Yep I get it, except that the residential market, as ever political, seems to have the spotlights, the floodlights and probably the porch light shining on it at the moment. It’s a bit hard to avoid it, frankly.
The housing market is enjoying the most supportive political environment for a generation. All roads lead to housing and as far as the Government is concerned they are dual carriageways taking the market directly to those aspirational home owners.
That narrow focus provides much clarity for housebuilders, charged with stretching obligations to shareholder return in order to chase Government housebuilding targets instead. That is helpful, but this focus also has its downsides.

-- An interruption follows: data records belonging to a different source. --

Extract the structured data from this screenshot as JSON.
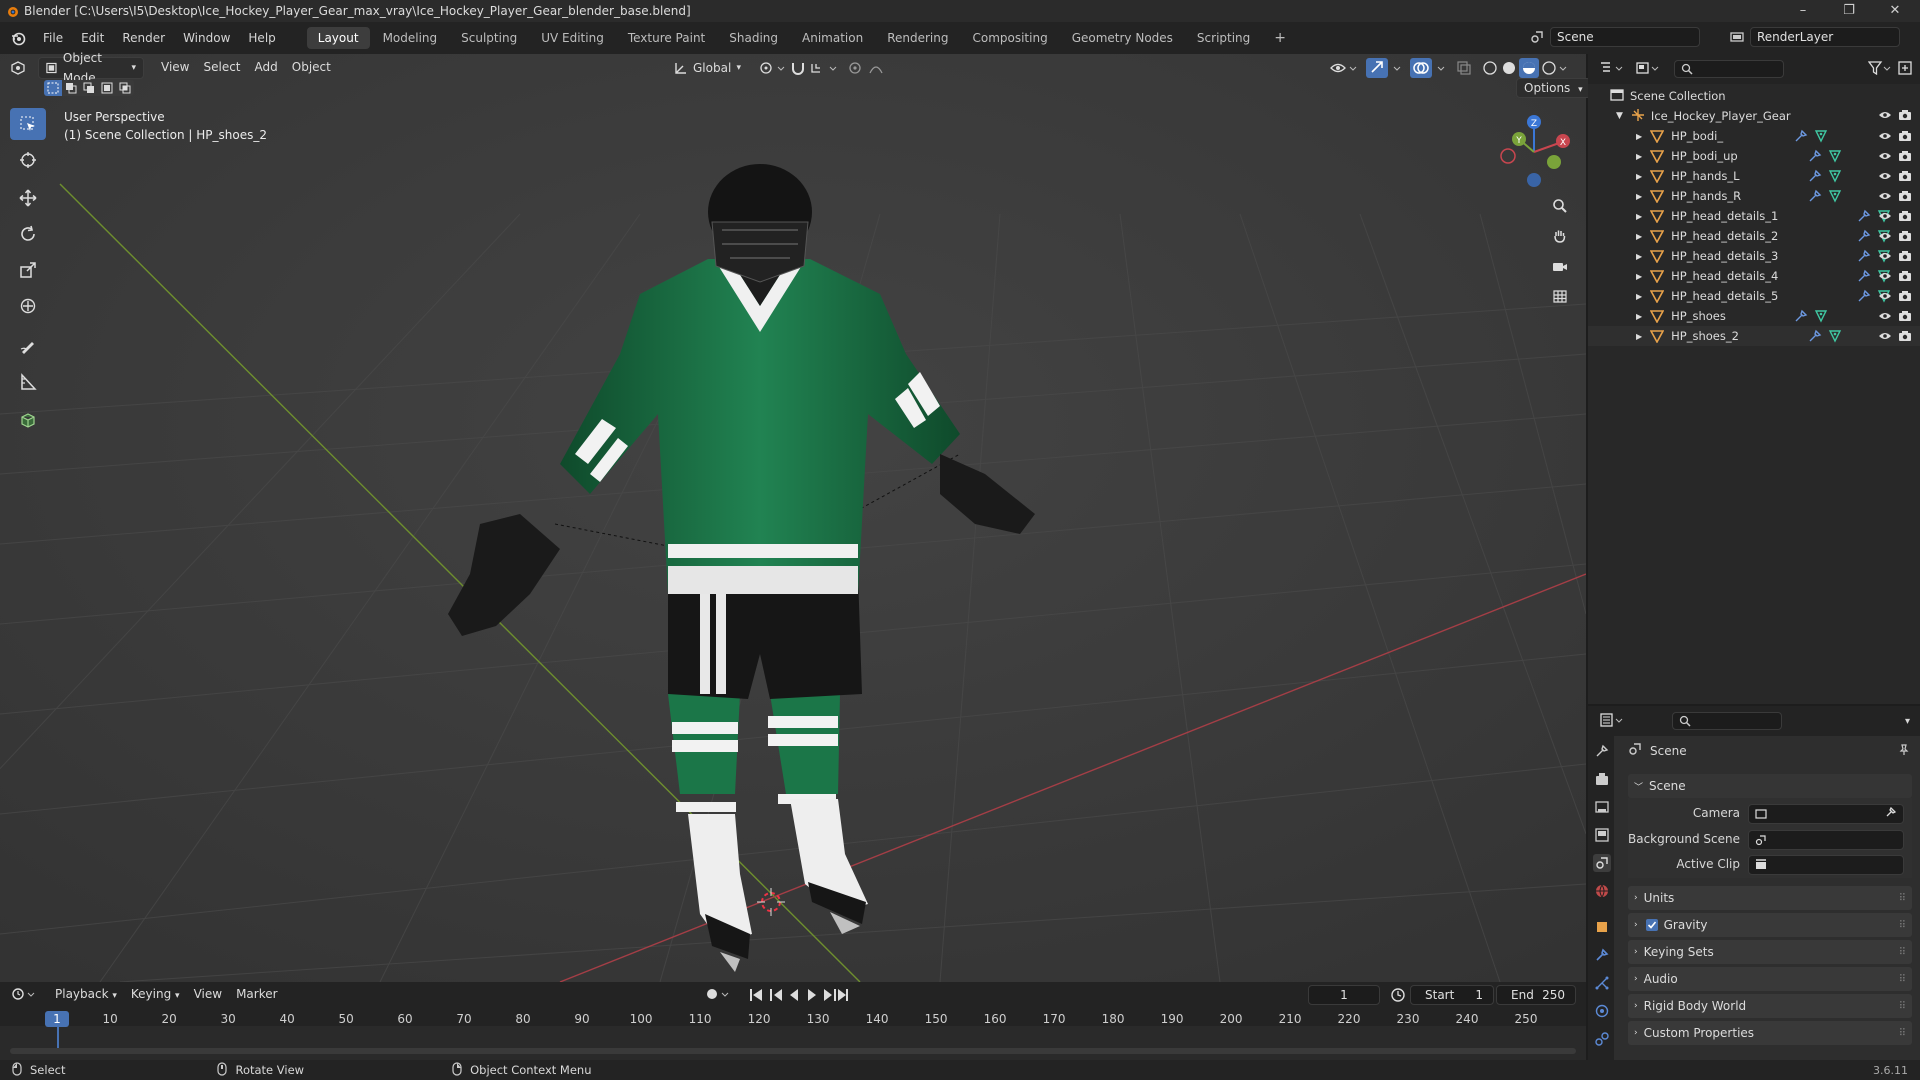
{
  "window": {
    "title": "Blender [C:\\Users\\I5\\Desktop\\Ice_Hockey_Player_Gear_max_vray\\Ice_Hockey_Player_Gear_blender_base.blend]",
    "minimize": "–",
    "maximize": "❐",
    "close": "✕"
  },
  "menu": [
    "File",
    "Edit",
    "Render",
    "Window",
    "Help"
  ],
  "workspaces": [
    "Layout",
    "Modeling",
    "Sculpting",
    "UV Editing",
    "Texture Paint",
    "Shading",
    "Animation",
    "Rendering",
    "Compositing",
    "Geometry Nodes",
    "Scripting"
  ],
  "active_workspace": "Layout",
  "add_workspace": "+",
  "scene_field": "Scene",
  "renderlayer_field": "RenderLayer",
  "viewport": {
    "mode": "Object Mode",
    "menus": [
      "View",
      "Select",
      "Add",
      "Object"
    ],
    "transform_orientation": "Global",
    "options_label": "Options",
    "perspective": "User Perspective",
    "collection_info": "(1) Scene Collection | HP_shoes_2",
    "gizmo_axes": [
      "Z",
      "Y",
      "X"
    ]
  },
  "outliner": {
    "scene_collection": "Scene Collection",
    "collection": "Ice_Hockey_Player_Gear",
    "objects": [
      "HP_bodi_",
      "HP_bodi_up",
      "HP_hands_L",
      "HP_hands_R",
      "HP_head_details_1",
      "HP_head_details_2",
      "HP_head_details_3",
      "HP_head_details_4",
      "HP_head_details_5",
      "HP_shoes",
      "HP_shoes_2"
    ]
  },
  "properties": {
    "context": "Scene",
    "panel_title": "Scene",
    "camera_label": "Camera",
    "background_scene_label": "Background Scene",
    "active_clip_label": "Active Clip",
    "sections": [
      "Units",
      "Gravity",
      "Keying Sets",
      "Audio",
      "Rigid Body World",
      "Custom Properties"
    ],
    "gravity_checked": true
  },
  "timeline": {
    "menus": [
      "Playback",
      "Keying",
      "View",
      "Marker"
    ],
    "current_frame": "1",
    "start_label": "Start",
    "start": "1",
    "end_label": "End",
    "end": "250",
    "ticks": [
      "1",
      "10",
      "20",
      "30",
      "40",
      "50",
      "60",
      "70",
      "80",
      "90",
      "100",
      "110",
      "120",
      "130",
      "140",
      "150",
      "160",
      "170",
      "180",
      "190",
      "200",
      "210",
      "220",
      "230",
      "240",
      "250"
    ]
  },
  "status": {
    "select": "Select",
    "rotate": "Rotate View",
    "context_menu": "Object Context Menu",
    "version": "3.6.11"
  },
  "colors": {
    "accent": "#4772b3",
    "jersey_green": "#1f7a4a",
    "x_axis": "#c8464f",
    "y_axis": "#7aa33a",
    "z_axis": "#3b77d6"
  }
}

The problem is that this road has no speed limit and no exits. The direction of travel for policy has pushed Help to Buy money, and soon Starter Home discounts, towards an artificially supported fringe of hopeful purchasers. As an industry, we have lapped it up and these market props have now become an embedded part of site-level profit and loss statements. At the same time, policy has no real apparent time for the rented sector, with sideswipes taken at the providers of affordable housing and the buy to let investors who hold the vast majority of private rented stock in the UK.
Aspirational homeownership is fine, even laudable to support. But where does this all end? More pressing; what about those who don’t qualify for the dwindling new supplies of (A)ffordable products, and can’t afford even these Government offers of support? Our policy-makers like to roll out the statistic that 86% of people want to own their own home; but frankly what does ‘want’ have to do with the provision of public services. The gap between want and need is simply vast – and growing.

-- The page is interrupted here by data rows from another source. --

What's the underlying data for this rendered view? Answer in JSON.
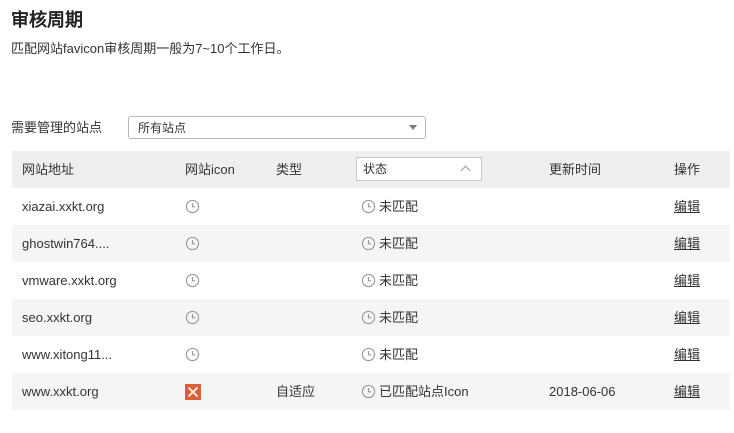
{
  "page": {
    "title": "审核周期",
    "description": "匹配网站favicon审核周期一般为7~10个工作日。"
  },
  "filter": {
    "label": "需要管理的站点",
    "selected": "所有站点"
  },
  "table": {
    "headers": {
      "site": "网站地址",
      "icon": "网站icon",
      "type": "类型",
      "status": "状态",
      "time": "更新时间",
      "op": "操作"
    },
    "rows": [
      {
        "site": "xiazai.xxkt.org",
        "icon": "clock-icon",
        "type": "",
        "status": "未匹配",
        "time": "",
        "op": "编辑"
      },
      {
        "site": "ghostwin764....",
        "icon": "clock-icon",
        "type": "",
        "status": "未匹配",
        "time": "",
        "op": "编辑"
      },
      {
        "site": "vmware.xxkt.org",
        "icon": "clock-icon",
        "type": "",
        "status": "未匹配",
        "time": "",
        "op": "编辑"
      },
      {
        "site": "seo.xxkt.org",
        "icon": "clock-icon",
        "type": "",
        "status": "未匹配",
        "time": "",
        "op": "编辑"
      },
      {
        "site": "www.xitong11...",
        "icon": "clock-icon",
        "type": "",
        "status": "未匹配",
        "time": "",
        "op": "编辑"
      },
      {
        "site": "www.xxkt.org",
        "icon": "site-favicon",
        "type": "自适应",
        "status": "已匹配站点Icon",
        "time": "2018-06-06",
        "op": "编辑"
      }
    ]
  },
  "colors": {
    "header_bg": "#efefef",
    "alt_row_bg": "#f5f5f5",
    "favicon": "#d9603b"
  }
}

In this context, Lord Kerlake’s stand against the Housing & Planning Bill was heroic. More than a dozen times amendments were made in the Lords, and more than a dozen times amendments were voted against in the Commons. The ‘ping pong’ – amazed that this is the technical term for it - became a spectacle in itself, but it was an important airing of the nation’s conscience. It will count as a defeat for the Lords, with the housing minister perhaps rightly arguing that Government’s election manifesto commitments deserve to be upheld, but I think an important moment to have checked the map and make sure we’re headed in the right direction. Unelected he may be, but it was a defence of principle that any elected representative should admire.

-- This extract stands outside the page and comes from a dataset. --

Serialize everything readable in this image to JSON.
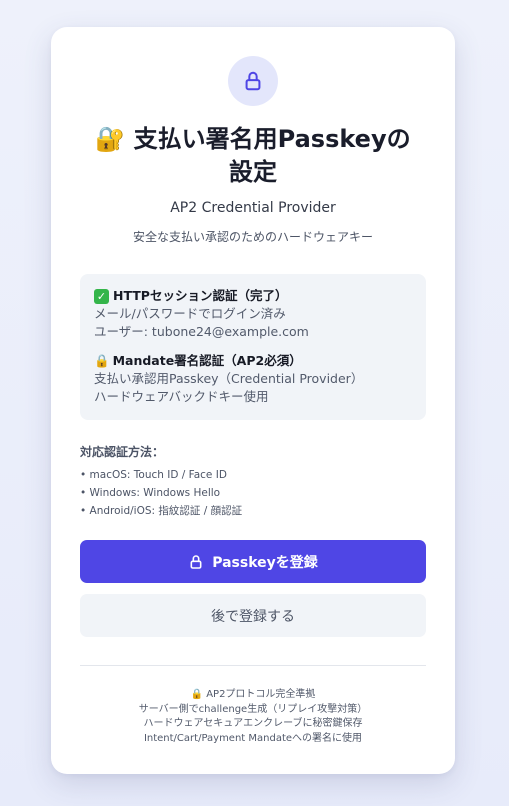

The other big political news for housing markets, at least in the South of England, is of course the election of Sadiq Khan as London’s new Mayor. Khan has inherited a market which, from a consumer perspective is in deep crisis, but from an industry perspective has enjoyed an extraordinary run of form for several years. This imbalance is unsettling and raises concerns that ‘the system is broken’. The question for many, after some bold and at times not obviously practical ideas in his manifesto, is whether Mr Khan can unlock the solution.
These two separate political events are in fact highly intertwined, and therein lies a further dimension to the housing supply challenge. A Labour Mayor, who has directly and publicly opposed elements of the Housing & Planning Act, is in a key position in effect to deliver on Conservative Party commitments. The recipe is set for an uncomfortable period of posturing that could help nobody.
I think perhaps another outcome is possible. Despite the stoic position from Government to push through the Act, the Housing Minister deserves a lot of credit for the pragmatism shown in other areas to drive forward housing supply solutions. It will be for Mr Khan to show that he can be equally pragmatic, balancing successfully the difference between his best campaign ideas and the ones that will actually count. Many of these will in fact be adopted from his predecessor, Boris Johnson.
Ultimately, to even conceive of getting close to target housing delivery levels, we will be relying on some pretty heroic acts, of sorts, from our elected representatives. Compromise, posturing and pragmatism will all have a role to play. In the end, I suspect a bit of bloody mindedness too. And in that respect Lord Kerslake has laid down the gauntlet with his impassioned stance on delivering the right housing for Britain. Where he leads, may others follow.